À l’ère du numérique, nos enfants sont de plus en plus exposés. Entre les photos de famille, les camarades qui les prennent en photo à l’école, et la publication de clichés sur les réseaux sociaux, leur image circule sans toujours qu’ils en aient conscience. Pourtant, le droit à l’image des mineurs est encadré par la loi. Tour d’horizon des règles à connaître pour protéger l’intégrité de nos enfants.

Le cadre légal du droit à l’image

Toute personne, y compris un enfant, dispose d’un droit au respect de sa vie privée. Le droit à l’image en découle directement et implique d’obtenir le consentement de la personne avant de capter, reproduire ou diffuser son image, que ce soit en photo ou en vidéo.

Dans le cas d’un mineur, ce sont les parents qui exercent ce droit jusqu’à sa majorité. Une autorisation écrite est exigée pour publier l’image d’un enfant, même sur un compte privé. Ce principe s’applique quel que soit le contexte : école, colonie de vacances, activités sportives, etc. Même les selfies avec des camarades nécessitent l’accord des parents !

Les sanctions encourues en cas d’atteinte au droit à l’image

Diffuser la photo d’un mineur sans autorisation constitue une atteinte à la vie privée, passible d’une amende de 15 000 €. Cela peut aussi être considéré comme une appropriation illégale du droit d’auteur si les parents ont réalisé la photo. Attention, car vous risquez alors jusqu’à 3 ans d’emprisonnement et 300 000 € d’amende.

Récemment, une femme a même été condamnée pour avoir publié une photo de la fille de son ex-mari. Mieux vaut donc toujours demander l’accord des parents avant de partager une photo d’enfant !

Comment protéger l’image de son enfant ?

En tant que parent, vous devez limiter la diffusion de photos sans contrôle. Surveillez les publications de votre enfant sur les réseaux sociaux et paramétrez son compte en privé. Expliquez-lui que toute photo peut potentiellement se retrouver accessible publiquement.

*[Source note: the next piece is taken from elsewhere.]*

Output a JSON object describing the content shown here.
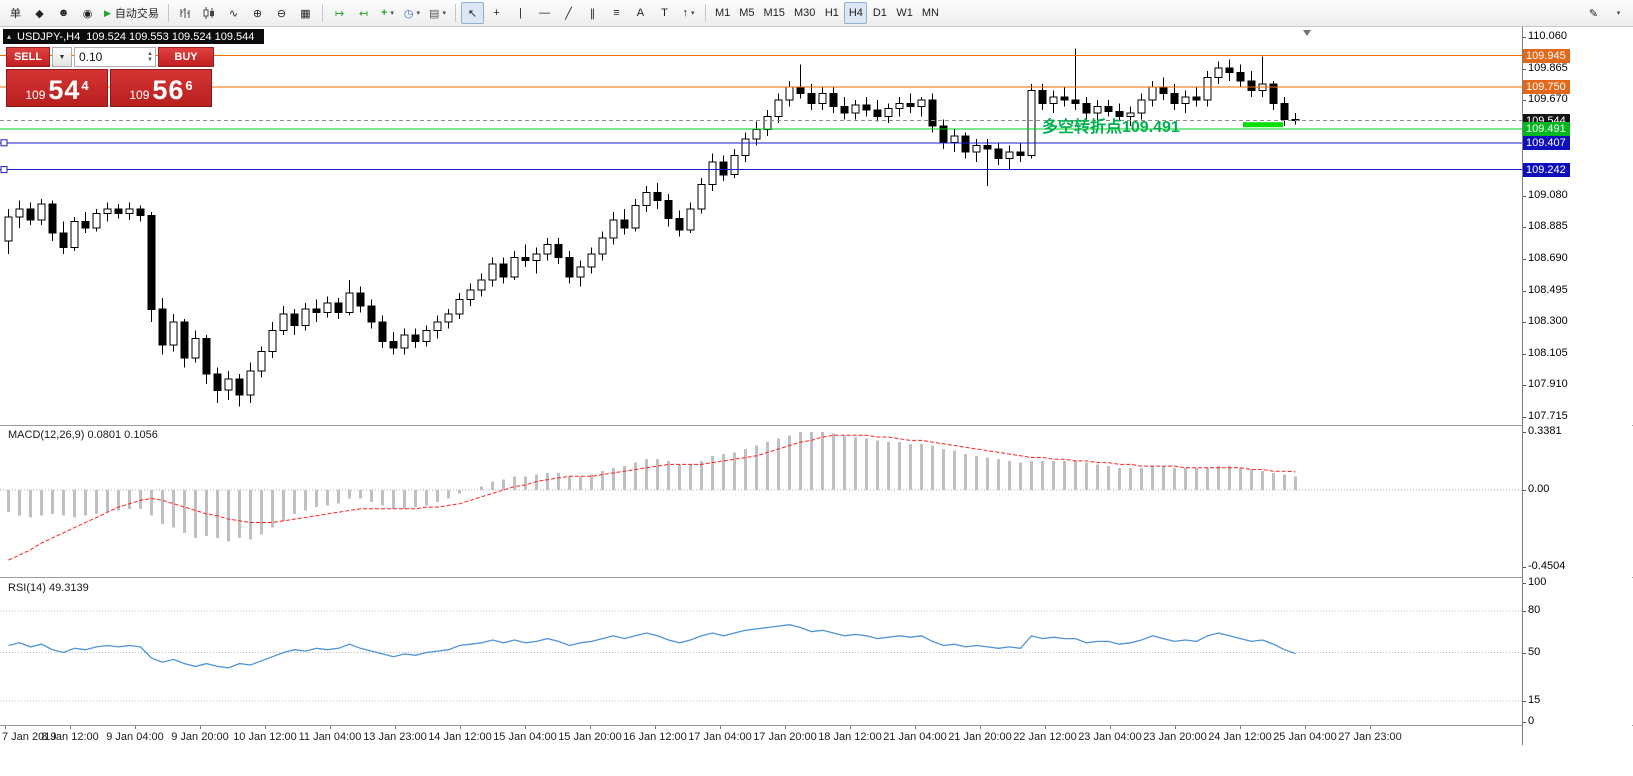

Côté famille, n’oubliez pas de demander à vos proches de retirer vos enfants des photos de groupe qu’ils publient en ligne. Et pensez aussi à effacer régulièrement les vieux clichés compromettants. Votre rôle est de préserver l’intégrité de votre enfant. Dans certains cas, vous pouvez même demander le droit à l’oubli pour faire disparaître des photos déjà diffusées.

L’intérêt supérieur de l’enfant

Sachez respecter la volonté de votre enfant s’il refuse d’être photographié ou filmé. Même s’il est mineur, son avis doit primer dès qu’il est en âge de l’exprimer. Éduquez-le aux risques d’internet pour qu’il prenne conscience des conséquences d’une exposition non maîtrisée.

Votre autorité parentale doit toujours viser à protéger ses droits et son bien-être. Si votre enfant vous reproche d’avoir diffusé trop d’images de lui, dialoguez et trouvez un terrain d’entente dans son intérêt.

Quid des photos de classes et des événements scolaires ?

Les établissements scolaires ont l’obligation de demander une autorisation écrite aux parents d’élèves avant de publier des photos d’enfants, que ce soit sur le site internet de l’école ou dans des plaquettes de communication. Assurez-vous de lire attentivement ces documents avant de signer.

Vous pouvez limiter l’utilisation des images ou vous opposer à leur diffusion. Lors des événements publics comme les spectacles de fin d’année, il est recommandé d’informer les parents qu’ils ne doivent pas publier de photos d’enfants sans accord.

Quid des influenceurs mineurs sur les réseaux ?

De plus en plus d’adolescents deviennent des stars des réseaux sociaux et leur activité est encadrée par le droit du travail : une autorisation de l’inspection du travail est requise. Les parents doivent veiller aux horaires et conditions de travail. Et l’argent gagné doit être placé sur un compte bloqué au nom de l’enfant. Attention aussi à préserver son droit à une vie privée malgré sa notoriété naissante.

En conclusion, ne prenons pas le droit à l’image de nos enfants à la légère. Une photo anodine peut rapidement échapper à tout contrôle une fois en ligne. Dialoguons, éduquons, et appliquons le principe de précaution pour préserver leur vie privée et leur offrir un environnement numérique sain. Leur consentement éclairé et leur bien-être doivent primer.